Encontrar
um sem-abrigo alienado ou destituído da realidade não é difícil, agora um que
se apresenta munido de gás pimenta e de faca em punho, parece uma cena tirada
da série televisiva “The Walking Dead”. Lamentavelmente não estou a falar de
ficção, mas do que aconteceu ontem na cidade alemã de Gütersloh, na região administrativa
de Detmold, no estado de Nordrhein-Westfalen, ao início da tarde, junto à Floresta
de Rheda, área de recreio local especialmente dedicada a pessoas com cães,
quando um sem-abrigo de 56 anos iniciou, inesperadamente, uma discussão com um
caminhante que se fazia acompanhar por três cães, vindo a atacá-los com gás
pimenta e a esfaquear o seu dono, só o largando à passagem de um ciclista. A
vítima teve que ser operada no hospital e está a recuperar bem. A polícia
prendeu o sem-abrigo nas proximidades, apreendeu-lhe uma faca e um spray de gás
pimenta, e um juiz emitiu um mandato de prisão. O motivo do incidente ainda não
está claro para a polícia, que procura agora testemunhas do sucedido,
adiantando para isso um nº de contacto telefónico.
Pode
não ter sido este o caso, mas as quezílias entre os cães e os sem-abrigo já são
muito antigas, tão antigas que são capazes de remontar ao surgimento do
primeiro vagamundo, portanto antes da história propriamente dita, provavelmente
quando o homem começou a usar os cães guardar os seus bens. Actualmente, os
cães disputam com os sem-abrigo os mesmos territórios, por norma zonas
arborizadas (parques e jardins), locais onde os cães fazem ordinariamente as
suas necessidades e que consideram seus, não vendo com bons olhos a presença
dos sem-abrigo e dos seus tarecos, particularmente à noite quando são
surpreendidos. Com o decorrer dos dias, a inimizade vai aumentando e tanto cães
como sem-abrigos já não se podem ver uns aos outros, os cães porque querem
expulsar aqueles “intrusos” e os sem-abrigo porque não conseguem descansar ou
pernoitar em paz, ao serem continuamente acossados pelos cães, cuja resiliência
é sobejamente conhecida.
A situação agrava-se quando um pequeno grupo de cães soltos, amatilhado na mesma casa ou escalonado através da convivência no exterior, decide dar caça a um sem-abrigo e um deles acaba por mordê-lo, porque a partir daí o pobre homem sempre terá aqueles cães à perna, fortemente interessados em morder-lhe e de difícil defesa, porque quando se se vira para um, logo tem outro a entrar-lhe pelas costas e quando tenta pontapear um deles, invariavelmente trá-lo um pendurado na perna ou no sapato. Em situações como esta, o melhor que o sem-abrigo tem a fazer é procurar outro lugar para pernoitar, o que é cada vez mais difícil quando não está para se sujeitar às regras das instituições que podem obrigá-lo. Na impossibilidade imediata de encontrar outro lugar, o sem-abrigo defenderá o seu esconderijo e entrará em guerra também com os donos dos cães, a quem pedirá, nem sempre com bons modos, que prendam os cães e que encontrem novos locais para passear os animais. E quando o desespero toma conta de uma das partes e a outra abraça o soberano princípio do “quem está mal, muda-se”, então o caldo fica irremediavelmente entornado e algo inesperado pode acontecer.
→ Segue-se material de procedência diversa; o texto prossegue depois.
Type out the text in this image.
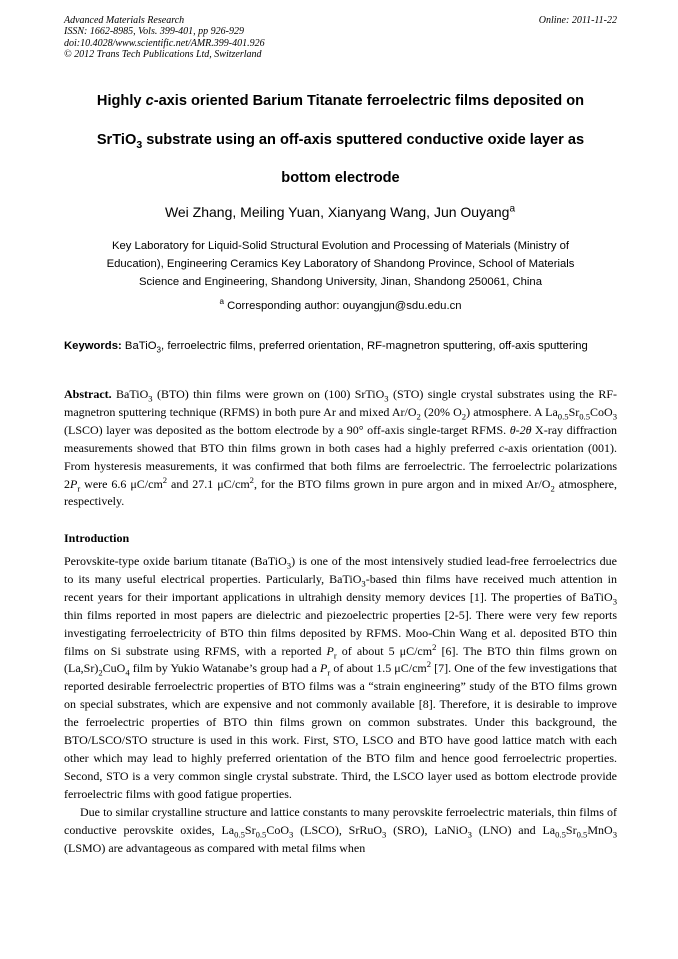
Advanced Materials Research
ISSN: 1662-8985, Vols. 399-401, pp 926-929
doi:10.4028/www.scientific.net/AMR.399-401.926
© 2012 Trans Tech Publications Ltd, Switzerland
Online: 2011-11-22
Highly c-axis oriented Barium Titanate ferroelectric films deposited on
SrTiO$_3$ substrate using an off-axis sputtered conductive oxide layer as
bottom electrode
Wei Zhang, Meiling Yuan, Xianyang Wang, Jun Ouyang$^a$
Key Laboratory for Liquid-Solid Structural Evolution and Processing of Materials (Ministry of
Education), Engineering Ceramics Key Laboratory of Shandong Province, School of Materials
Science and Engineering, Shandong University, Jinan, Shandong 250061, China
$^a$ Corresponding author: ouyangjun@sdu.edu.cn
Keywords: BaTiO$_3$, ferroelectric films, preferred orientation, RF-magnetron sputtering, off-axis sputtering
Abstract. BaTiO$_3$ (BTO) thin films were grown on (100) SrTiO$_3$ (STO) single crystal substrates using the RF-magnetron sputtering technique (RFMS) in both pure Ar and mixed $Ar/O_2$ (20% $O_2$) atmosphere. A $La_{0.5}Sr_{0.5}CoO_3$ (LSCO) layer was deposited as the bottom electrode by a 90° off-axis single-target RFMS. θ-2θ X-ray diffraction measurements showed that BTO thin films grown in both cases had a highly preferred c-axis orientation (001). From hysteresis measurements, it was confirmed that both films are ferroelectric. The ferroelectric polarizations $2P_r$ were 6.6 $\mu C/cm^2$ and 27.1 $\mu C/cm^2$, for the BTO films grown in pure argon and in mixed $Ar/O_2$ atmosphere, respectively.
Introduction

Perovskite-type oxide barium titanate (BaTiO$_3$) is one of the most intensively studied lead-free ferroelectrics due to its many useful electrical properties. Particularly, BaTiO$_3$-based thin films have received much attention in recent years for their important applications in ultrahigh density memory devices [1]. The properties of BaTiO$_3$ thin films reported in most papers are dielectric and piezoelectric properties [2-5]. There were very few reports investigating ferroelectricity of BTO thin films deposited by RFMS. Moo-Chin Wang et al. deposited BTO thin films on Si substrate using RFMS, with a reported $P_r$ of about 5 $\mu C/cm^2$ [6]. The BTO thin films grown on $(La,Sr)_2CuO_4$ film by Yukio Watanabe’s group had a $P_r$ of about 1.5 $\mu C/cm^2$ [7]. One of the few investigations that reported desirable ferroelectric properties of BTO films was a “strain engineering” study of the BTO films grown on special substrates, which are expensive and not commonly available [8]. Therefore, it is desirable to improve the ferroelectric properties of BTO thin films grown on common substrates. Under this background, the BTO/LSCO/STO structure is used in this work. First, STO, LSCO and BTO have good lattice match with each other which may lead to highly preferred orientation of the BTO film and hence good ferroelectric properties. Second, STO is a very common single crystal substrate. Third, the LSCO layer used as bottom electrode provide ferroelectric films with good fatigue properties.

Due to similar crystalline structure and lattice constants to many perovskite ferroelectric materials, thin films of conductive perovskite oxides, $La_{0.5}Sr_{0.5}CoO_3$ (LSCO), SrRuO$_3$ (SRO), LaNiO$_3$ (LNO) and $La_{0.5}Sr_{0.5}MnO_3$ (LSMO) are advantageous as compared with metal films when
PS: No intuito de se defenderem e livrarem dos inoportunos e embirrentos cães que os fustigam, também para terem companhia e maior conforto, estabelecendo com eles uma união para a vida, são cada vez mais os sem-abrigo que arranjaram uma contra-arma para os seus inimigos – outro cão – geralmente um rafeiro grande ou um descendente omisso de um cão de luta, sendo os últimos extraordinariamente rústicos e leais como convém.